So that's a lot. So, I do feel safe that way. But that's my hospital and we
jumped on it very quickly. And we were just fortunate. We didn't have a lot of
cases at the time. So, in that way, yes, I feel safe.
Dominique 17:43
That's awesome. This is all you know, fascinating. It's a lot but it's super,
super interesting. For me personally as well. I kind of want to ask you a little
bit about you know, you're around patients every day. You're telling me that you
see patients with COVID pretty often. And I kind of want to know a little bit
about how that has changed your relationship with people outside of work. You
know whether or not you know, you have to be careful when you come home. You
know what I mean? Those things. And so, if you could tell me a little bit about
how that has changed, how being a nurse has changed things for you in your daily
life, and relationships in your daily life?
Sandra 18:32
Yes, definitely a change, most of us nurses that say we're not taking care of an
actual patient that day. We don't have a COVID positive patient that day, most
of us nurses. Well, first of all, we get to the hospital and all of us employees
have to have our temperature taken and they give us each a mask. So, we have to
wear that mask for our shift. Okay, that's just plain old taking care of a
non-COVID patient we're going in on our scrubs. And so what usually what we do
is at the end of the shift, we take our hand wipes, and we clean everything down
the whole everything our pencils our pens our stethoscopes, our bottom of our
shoes, we clean that and then we get all our stuff ready together. And if
there's anything that needs to be wiped down, we wipe it all down. And then we
walk out of the hospital that's walking out of the hospital, get into our car,
most of us take off our shoes, and we step in and we sit in our car. And then
when we get home, we run immediately to our either through our garage, or if we
have to go through the house, we make sure our shoes are not on us. We leave
them at the door, and we run to the shower, no contact with family. Take off our
scrubs and we've put them in a designated area or in a bag and take a shower
right away. No touch no contact with anybody at your house at all until you get
your shower. And there's a lot of nurses I know they'll go through the garage
they get naked in the garage and then they go into but that's kind of our norm
as far as us getting home.

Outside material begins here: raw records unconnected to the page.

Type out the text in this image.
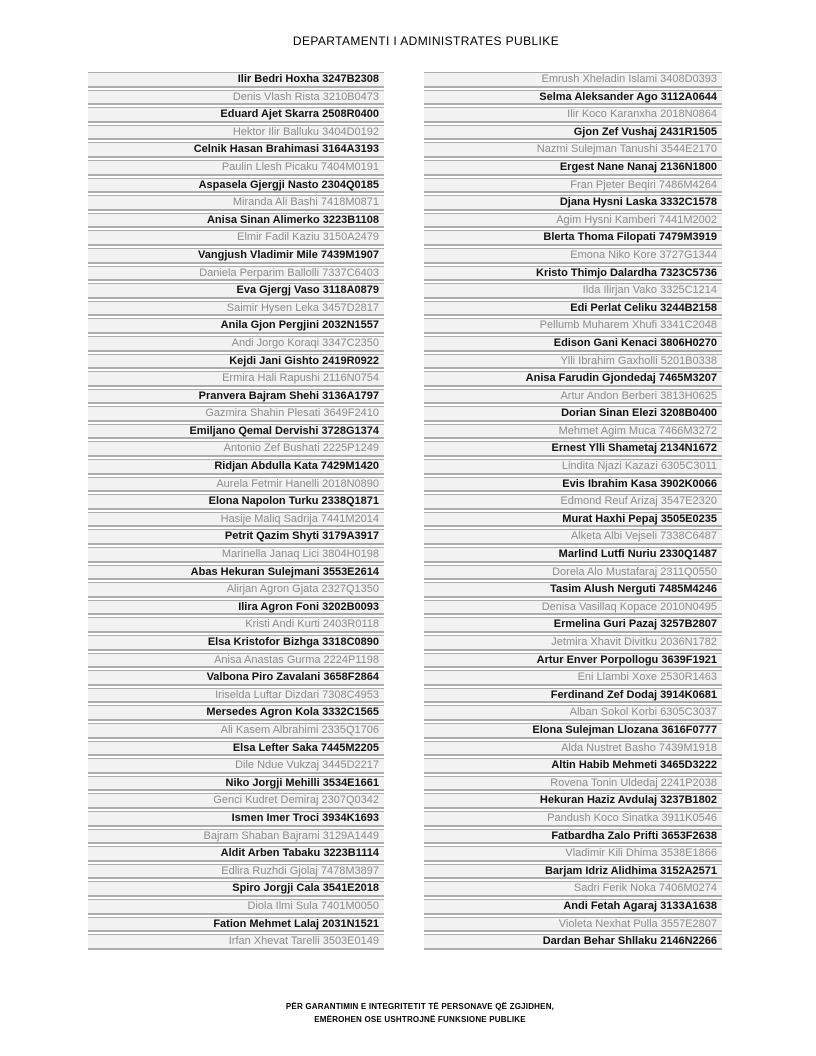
DEPARTAMENTI I ADMINISTRATES PUBLIKE
Ilir Bedri Hoxha 3247B2308
Denis Vlash Rista 3210B0473
Eduard Ajet Skarra 2508R0400
Hektor Ilir Balluku 3404D0192
Celnik Hasan Brahimasi 3164A3193
Paulin Llesh Picaku 7404M0191
Aspasela Gjergji Nasto 2304Q0185
Miranda Ali Bashi 7418M0871
Anisa Sinan Alimerko 3223B1108
Elmir Fadil Kaziu 3150A2479
Vangjush Vladimir Mile 7439M1907
Daniela Perparim Ballolli 7337C6403
Eva Gjergj Vaso 3118A0879
Saimir Hysen Leka 3457D2817
Anila Gjon Pergjini 2032N1557
Andi Jorgo Koraqi 3347C2350
Kejdi Jani Gishto 2419R0922
Ermira Hali Rapushi 2116N0754
Pranvera Bajram Shehi 3136A1797
Gazmira Shahin Plesati 3649F2410
Emiljano Qemal Dervishi 3728G1374
Antonio Zef Bushati 2225P1249
Ridjan Abdulla Kata 7429M1420
Aurela Fetmir Hanelli 2018N0890
Elona Napolon Turku 2338Q1871
Hasije Maliq Sadrija 7441M2014
Petrit Qazim Shyti 3179A3917
Marinella Janaq Lici 3804H0198
Abas Hekuran Sulejmani 3553E2614
Alirjan Agron Gjata 2327Q1350
Ilira Agron Foni 3202B0093
Kristi Andi Kurti 2403R0118
Elsa Kristofor Bizhga 3318C0890
Anisa Anastas Gurma 2224P1198
Valbona Piro Zavalani 3658F2864
Iriselda Luftar Dizdari 7308C4953
Mersedes Agron Kola 3332C1565
Ali Kasem Albrahimi 2335Q1706
Elsa Lefter Saka 7445M2205
Dile Ndue Vukzaj 3445D2217
Niko Jorgji Mehilli 3534E1661
Genci Kudret Demiraj 2307Q0342
Ismen Imer Troci 3934K1693
Bajram Shaban Bajrami 3129A1449
Aldit Arben Tabaku 3223B1114
Edlira Ruzhdi Gjolaj 7478M3897
Spiro Jorgji Cala 3541E2018
Diola Ilmi Sula 7401M0050
Fation Mehmet Lalaj 2031N1521
Irfan Xhevat Tarelli 3503E0149
Emrush Xheladin Islami 3408D0393
Selma Aleksander Ago 3112A0644
Ilir Koco Karanxha 2018N0864
Gjon Zef Vushaj 2431R1505
Nazmi Sulejman Tanushi 3544E2170
Ergest Nane Nanaj 2136N1800
Fran Pjeter Beqiri 7486M4264
Djana Hysni Laska 3332C1578
Agim Hysni Kamberi 7441M2002
Blerta Thoma Filopati 7479M3919
Emona Niko Kore 3727G1344
Kristo Thimjo Dalardha 7323C5736
Ilda Ilirjan Vako 3325C1214
Edi Perlat Celiku 3244B2158
Pellumb Muharem Xhufi 3341C2048
Edison Gani Kenaci 3806H0270
Ylli Ibrahim Gaxholli 5201B0338
Anisa Farudin Gjondedaj 7465M3207
Artur Andon Berberi 3813H0625
Dorian Sinan Elezi 3208B0400
Mehmet Agim Muca 7466M3272
Ernest Ylli Shametaj 2134N1672
Lindita Njazi Kazazi 6305C3011
Evis Ibrahim Kasa 3902K0066
Edmond Reuf Arizaj 3547E2320
Murat Haxhi Pepaj 3505E0235
Alketa Albi Vejseli 7338C6487
Marlind Lutfi Nuriu 2330Q1487
Dorela Alo Mustafaraj 2311Q0550
Tasim Alush Nerguti 7485M4246
Denisa Vasillaq Kopace 2010N0495
Ermelina Guri Pazaj 3257B2807
Jetmira Xhavit Divitku 2036N1782
Artur Enver Porpollogu 3639F1921
Eni Llambi Xoxe 2530R1463
Ferdinand Zef Dodaj 3914K0681
Alban Sokol Korbi 6305C3037
Elona Sulejman Llozana 3616F0777
Alda Nustret Basho 7439M1918
Altin Habib Mehmeti 3465D3222
Rovena Tonin Uldedaj 2241P2038
Hekuran Haziz Avdulaj 3237B1802
Pandush Koco Sinatka 3911K0546
Fatbardha Zalo Prifti 3653F2638
Vladimir Kili Dhima 3538E1866
Barjam Idriz Alidhima 3152A2571
Sadri Ferik Noka 7406M0274
Andi Fetah Agaraj 3133A1638
Violeta Nexhat Pulla 3557E2807
Dardan Behar Shllaku 2146N2266
PËR GARANTIMIN E INTEGRITETIT TË PERSONAVE QË ZGJIDHEN,
EMËROHEN OSE USHTROJNË FUNKSIONE PUBLIKE
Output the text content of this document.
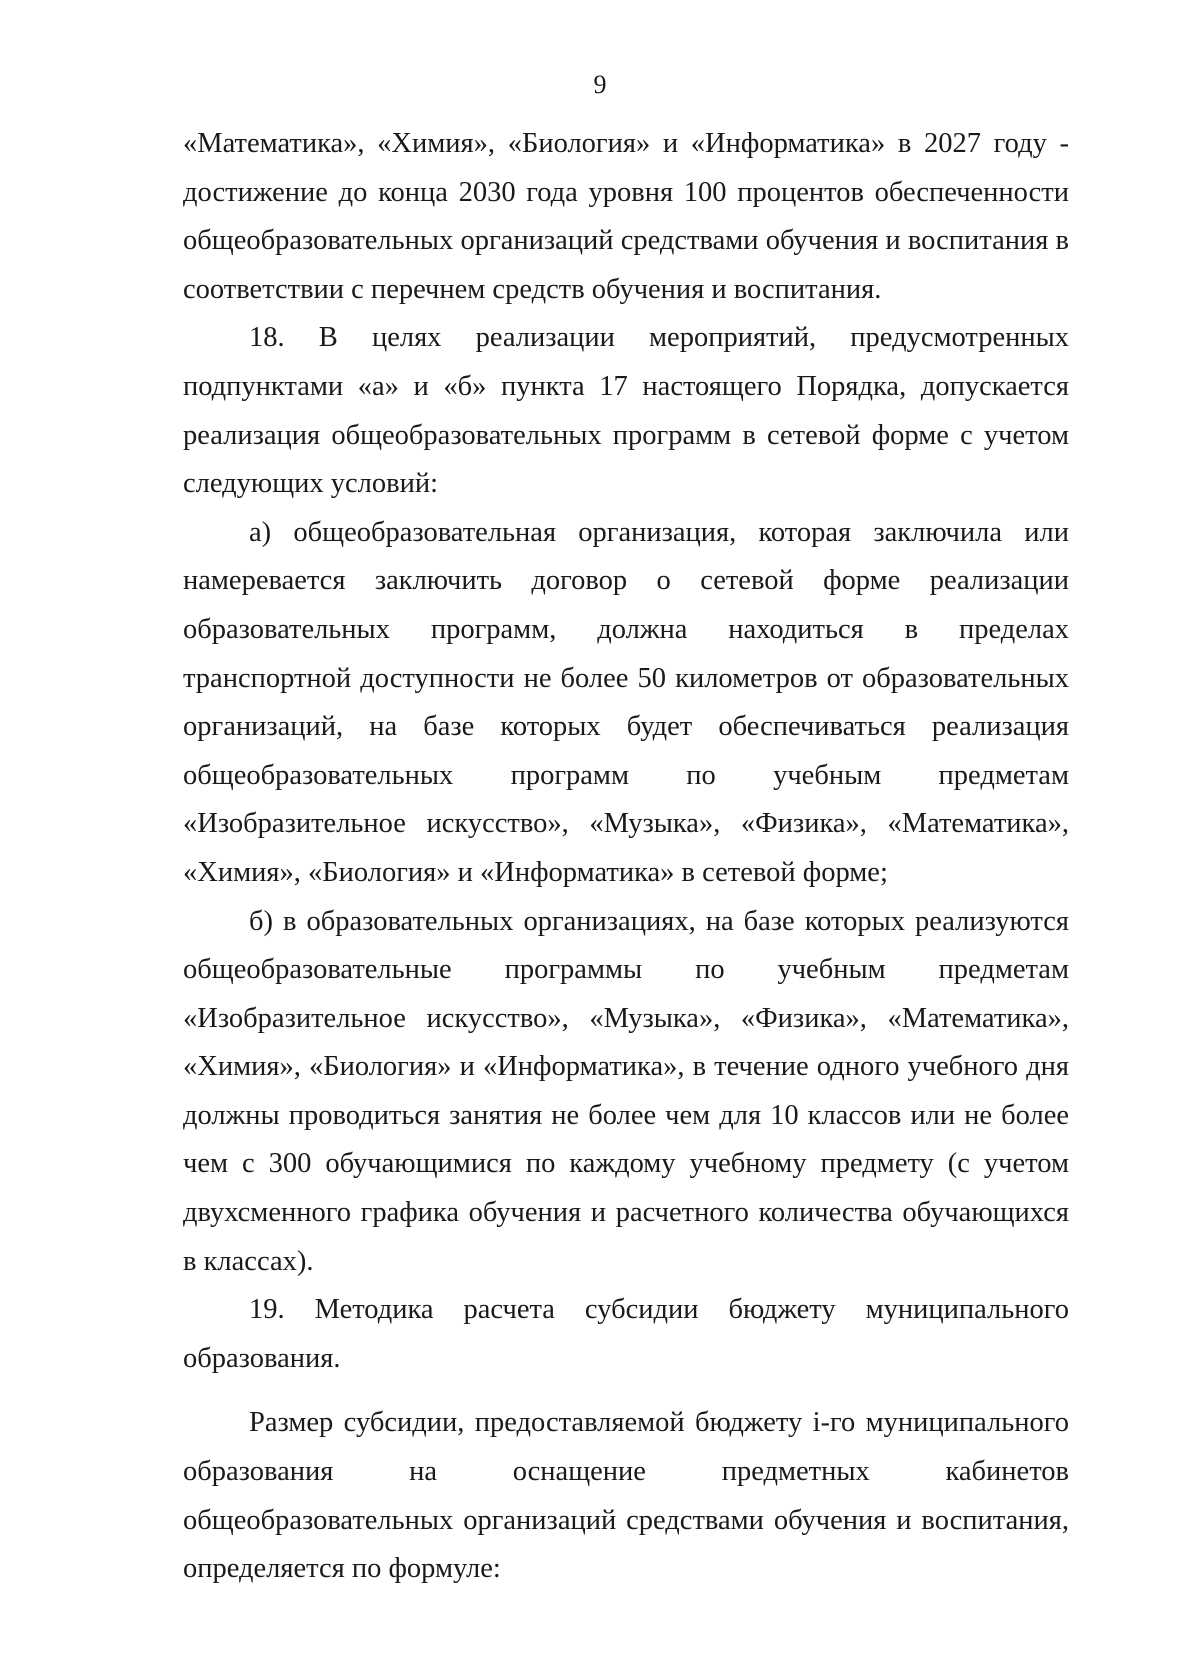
9

«Математика», «Химия», «Биология» и «Информатика» в 2027 году - достижение до конца 2030 года уровня 100 процентов обеспеченности общеобразовательных организаций средствами обучения и воспитания в соответствии с перечнем средств обучения и воспитания.

18. В целях реализации мероприятий, предусмотренных подпунктами «а» и «б» пункта 17 настоящего Порядка, допускается реализация общеобразовательных программ в сетевой форме с учетом следующих условий:

а) общеобразовательная организация, которая заключила или намеревается заключить договор о сетевой форме реализации образовательных программ, должна находиться в пределах транспортной доступности не более 50 километров от образовательных организаций, на базе которых будет обеспечиваться реализация общеобразовательных программ по учебным предметам «Изобразительное искусство», «Музыка», «Физика», «Математика», «Химия», «Биология» и «Информатика» в сетевой форме;

б) в образовательных организациях, на базе которых реализуются общеобразовательные программы по учебным предметам «Изобразительное искусство», «Музыка», «Физика», «Математика», «Химия», «Биология» и «Информатика», в течение одного учебного дня должны проводиться занятия не более чем для 10 классов или не более чем с 300 обучающимися по каждому учебному предмету (с учетом двухсменного графика обучения и расчетного количества обучающихся в классах).

19. Методика расчета субсидии бюджету муниципального образования.

Размер субсидии, предоставляемой бюджету i-го муниципального образования на оснащение предметных кабинетов общеобразовательных организаций средствами обучения и воспитания, определяется по формуле:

We, those that are taking care of COVID positive
patients, they will shower at the hospital before leaving. Mm hmm. Yeah. So,
they take off everything shower, and then same routine they get on home. Their
shoes are different. They're not wearing the same shoes they had in the
hospital. And then they go in and they take a shower again. Yeah, but yeah, you
shower before you leave the hospital if you're taking care of a COVID positive
patient. And then as far as socially we do our we just do what is recommended.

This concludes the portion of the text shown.